UMUC Europe Celebrates 70 Years with Scholarships and More

Celebrating 70 Years

Celebrating 70 Years of Serving the Military in War and Peace #70UMUCEurope

In 1949, UMUC was the only pioneering institution to send seven professors to teach military students in war-torn Germany. This deep-rooted tradition of serving the militay in war and peace continues today. To thank you for your service and for making these past 70 years possible, we are offering special opportunities and events in your communities to celebrate with you. Here are a few current highlights:

A Brief History of UMUC Europe

  • 1947 — UMUC’s precursor, the University of Maryland College of Special and Continuation Studies, known as CSCS, is established to coordinate expanding off-campus offerings. The Pentagon exceeds its capacity to accommodate the number of officers who wish to register. Registration lines begin forming at increasingly early hours; some determined registrants even camp overnight in the Pentagon concourse.
  • 1949 — At the behest of an enthusiastic and determined Col. William C. Bentley, who was taking courses at the Pentagon, the U.S. Air Force Command issues a proposal for off-campus programs overseas. University of Maryland is chosen for Europe.
  • 1949 — In August, the first CSCS Dean, George J. Kabat, travels to Europe to confer with military leaders and visit potential sites. Upon his return to the states, he locates seven faculty members who, with one week’s notice, board a plane on October 2 to teach at six sites in war-torn Germany—Wiesbaden, Frankfurt, Berlin, Munich, Nürnberg, and Heidelberg.
  • 1950 — Ray Ehrensberger arrives in Germany in February as the first director of a rapidly expanding program.
  • 1950 — Thanks to the persistence of Claire Swan, a recent high school graduate whose father is the community commander of McGraw Kaserne, Maryland opens its “Munich Branch,” later known as the Munich Campus, in October. It allows military dependents to begin their college education without returning to the United States. It remains a major part of the UMUC program until it closes in 2005.
  • 1951 — In April, at a special Convocation in Bonn, Germany, University of Maryland President H. C. Byrd confers honorary degrees on Konrad Adenauer and Theodor Heuss, Germany’s first postwar chancellor and president, respectively; the rectors of the Free University of Berlin and the University of Bonn; and the U.S. High Commissioner for Germany.
  • 1951 — In May, the first bachelor’s degree in Europe is awarded to Air Force Colonel William C. Bentley, who started his studies at the Pentagon.
  • 1953 — The European Division expands not only to France, Italy, Greece, Turkey, and the Netherlands, but also to non-European countries like Ethiopia, Morocco, Pakistan, and Saudi Arabia.
  • 1959 — Dean Ray Ehrensberger convinces the University of Maryland Board of Regents to change the college’s name to University College, a term borrowed from British usage to describe an institution that offers courses and programs to all students regardless of gender, social class, or religion.
  • 1970 — The University of Maryland is reorganized, and University College becomes one of five separately accredited institutions.
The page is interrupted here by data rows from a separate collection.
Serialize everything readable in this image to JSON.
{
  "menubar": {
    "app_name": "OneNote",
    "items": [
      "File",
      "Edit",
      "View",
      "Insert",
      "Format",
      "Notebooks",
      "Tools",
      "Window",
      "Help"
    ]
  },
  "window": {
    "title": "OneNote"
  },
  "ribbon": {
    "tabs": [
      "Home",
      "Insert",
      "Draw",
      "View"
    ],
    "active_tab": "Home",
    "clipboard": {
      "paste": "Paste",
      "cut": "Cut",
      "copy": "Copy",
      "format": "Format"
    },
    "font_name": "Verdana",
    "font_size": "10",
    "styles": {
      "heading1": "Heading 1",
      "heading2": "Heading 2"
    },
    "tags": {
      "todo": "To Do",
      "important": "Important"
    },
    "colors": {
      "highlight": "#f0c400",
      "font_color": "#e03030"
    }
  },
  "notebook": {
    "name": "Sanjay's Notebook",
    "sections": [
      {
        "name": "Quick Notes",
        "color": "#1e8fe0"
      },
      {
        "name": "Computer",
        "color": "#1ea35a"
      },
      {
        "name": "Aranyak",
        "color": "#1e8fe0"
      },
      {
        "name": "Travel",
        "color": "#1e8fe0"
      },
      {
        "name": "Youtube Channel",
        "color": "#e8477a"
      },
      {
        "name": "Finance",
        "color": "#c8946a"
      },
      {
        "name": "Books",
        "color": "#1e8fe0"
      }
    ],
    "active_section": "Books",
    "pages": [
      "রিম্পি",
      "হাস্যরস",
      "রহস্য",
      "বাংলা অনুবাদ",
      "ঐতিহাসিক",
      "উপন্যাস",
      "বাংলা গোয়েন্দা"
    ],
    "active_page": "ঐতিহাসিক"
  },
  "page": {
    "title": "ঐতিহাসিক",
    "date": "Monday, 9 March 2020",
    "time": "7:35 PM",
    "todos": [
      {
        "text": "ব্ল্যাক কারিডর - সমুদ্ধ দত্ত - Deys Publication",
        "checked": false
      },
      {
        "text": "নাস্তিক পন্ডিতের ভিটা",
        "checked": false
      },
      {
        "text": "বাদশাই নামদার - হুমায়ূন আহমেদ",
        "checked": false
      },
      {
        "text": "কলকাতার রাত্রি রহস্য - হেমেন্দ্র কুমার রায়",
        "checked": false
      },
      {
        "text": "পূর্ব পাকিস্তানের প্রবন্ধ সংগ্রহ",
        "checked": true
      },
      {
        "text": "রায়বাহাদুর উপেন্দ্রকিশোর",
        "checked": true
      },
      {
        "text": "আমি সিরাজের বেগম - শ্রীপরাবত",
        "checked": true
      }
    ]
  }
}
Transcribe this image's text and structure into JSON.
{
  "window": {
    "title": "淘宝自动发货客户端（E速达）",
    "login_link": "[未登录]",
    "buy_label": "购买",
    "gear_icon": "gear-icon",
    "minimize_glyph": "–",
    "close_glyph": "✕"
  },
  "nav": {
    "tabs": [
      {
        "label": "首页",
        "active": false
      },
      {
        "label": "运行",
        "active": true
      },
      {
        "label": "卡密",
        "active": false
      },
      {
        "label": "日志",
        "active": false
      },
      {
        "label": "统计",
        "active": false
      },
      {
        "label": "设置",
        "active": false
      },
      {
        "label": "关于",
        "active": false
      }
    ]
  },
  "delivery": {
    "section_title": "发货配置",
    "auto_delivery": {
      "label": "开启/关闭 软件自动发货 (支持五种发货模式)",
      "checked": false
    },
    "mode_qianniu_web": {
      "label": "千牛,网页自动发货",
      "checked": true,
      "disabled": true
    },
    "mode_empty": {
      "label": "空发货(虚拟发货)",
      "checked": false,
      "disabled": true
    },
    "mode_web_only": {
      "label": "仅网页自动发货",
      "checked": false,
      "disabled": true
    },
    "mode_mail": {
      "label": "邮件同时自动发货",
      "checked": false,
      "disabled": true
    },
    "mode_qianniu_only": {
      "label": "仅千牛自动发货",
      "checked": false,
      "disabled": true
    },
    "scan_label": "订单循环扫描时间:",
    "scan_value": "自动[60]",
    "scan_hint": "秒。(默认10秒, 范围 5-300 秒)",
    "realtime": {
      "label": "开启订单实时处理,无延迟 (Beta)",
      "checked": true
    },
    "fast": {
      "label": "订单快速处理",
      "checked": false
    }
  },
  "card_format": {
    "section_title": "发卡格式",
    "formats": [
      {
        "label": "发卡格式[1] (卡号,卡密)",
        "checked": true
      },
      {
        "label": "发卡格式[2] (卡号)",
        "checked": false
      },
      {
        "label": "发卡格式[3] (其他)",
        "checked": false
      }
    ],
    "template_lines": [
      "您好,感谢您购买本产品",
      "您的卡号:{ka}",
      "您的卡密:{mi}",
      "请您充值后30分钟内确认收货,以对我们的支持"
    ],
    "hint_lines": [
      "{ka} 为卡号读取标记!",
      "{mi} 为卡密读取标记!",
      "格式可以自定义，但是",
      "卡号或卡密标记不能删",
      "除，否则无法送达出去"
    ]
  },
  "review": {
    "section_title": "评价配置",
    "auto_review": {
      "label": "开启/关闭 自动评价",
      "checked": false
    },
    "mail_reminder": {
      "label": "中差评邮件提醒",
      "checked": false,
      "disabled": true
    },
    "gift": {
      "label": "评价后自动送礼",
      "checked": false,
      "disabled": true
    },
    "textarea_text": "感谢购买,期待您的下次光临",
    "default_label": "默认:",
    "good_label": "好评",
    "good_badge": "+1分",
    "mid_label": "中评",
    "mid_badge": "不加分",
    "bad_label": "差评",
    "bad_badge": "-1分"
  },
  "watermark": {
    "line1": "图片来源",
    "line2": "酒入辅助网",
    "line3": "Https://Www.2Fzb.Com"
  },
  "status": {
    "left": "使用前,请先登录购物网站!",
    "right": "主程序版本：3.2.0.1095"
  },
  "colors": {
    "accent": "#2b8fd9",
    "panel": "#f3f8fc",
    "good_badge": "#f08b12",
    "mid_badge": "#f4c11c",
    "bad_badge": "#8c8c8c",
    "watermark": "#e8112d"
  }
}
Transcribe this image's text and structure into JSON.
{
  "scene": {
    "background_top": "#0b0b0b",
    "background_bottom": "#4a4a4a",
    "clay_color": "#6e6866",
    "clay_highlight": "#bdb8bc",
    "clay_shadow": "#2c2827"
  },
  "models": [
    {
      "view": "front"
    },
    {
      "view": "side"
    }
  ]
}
Its name is changed to University of Maryland University College—the name that UMUC bears to this day.
  • 1980s — With the military build-up during the Reagan administration, the European Division sees growing enrollments and increases in the number of countries where courses are offered.
    Total course enrollments reach 130,000 by the end of the decade, faculty teach at more than 260 locations in 17 countries as far flung as Moscow, Cairo, and Bahrain.
  • 1989 — The Berlin Wall falls, and with the end of the Cold War, UMUC’s enrollments in Europe begin to decline. As U.S. bases close and troops are withdrawn, enrollments drop from a high of 130,000 in 1989–90 to 79,000 in 1996–97.
  • 1992 — The overseas graduating class is the largest in the history of the European Division as military personnel rush to complete programs and upgrade their skills before they are withdrawn from Europe and separated from the military.
  • 1993 — UMUC officially launches its “virtual university,” offering students across the United States the opportunity to complete a bachelor’s degree by computer conferencing and e-mail.
  • 1996 — European Division faculty learn a new military expression—downrange—as U.S. troops are stationed in war zones and UMUC opens programs in Bosnia, Croatia, Hungary, and later in Iraq and Afghanistan. Faculty live on base with servicemembers and at some locations are not allowed to venture off base.
  • 1997 — UMUC offers its first web-based courses, and other forms of distance learning are phased out. Growth of online courses is so rapid that, within a decade, 80 percent of all stateside undergraduate enrollments are for online classes.
  • 2008 — UMUC was the first university to offer on-site classes in Iraq.
  • 2009 — The first recognition ceremony in Iraq was held at Al Faw Palace at Camp Victory in Baghdad.
  • 2013 — UMUC closes its Heidelberg offices and moves to the Kaiserslautern military community area, where the largest concentration of remaining U.S. troops is located. Within the last graduating class in Heidelberg was Lauren Bentley, the great granddaughter of the first UMUC graduate Col. William C. Bentley.
  • 2017 — UMUC Europe offers courses via live streaming using Zoom. Among its many benefits, this popular, innovative format widens the course offerings for remote sites with small student populations.
  • 2018 — Since the 1970s, UMUC Europe has offered week-long, on-site field study courses in major European destinations such as Florence or Dublin. A reorganization of these one-of-a-kind courses began in 2018.
  • 2019 — UMUC Europe commemorates its 70th anniversary. UMUC Europe has awarded more than 35,000 associate degrees, 31,000 bachelor’s degrees, and 800 master’s degrees.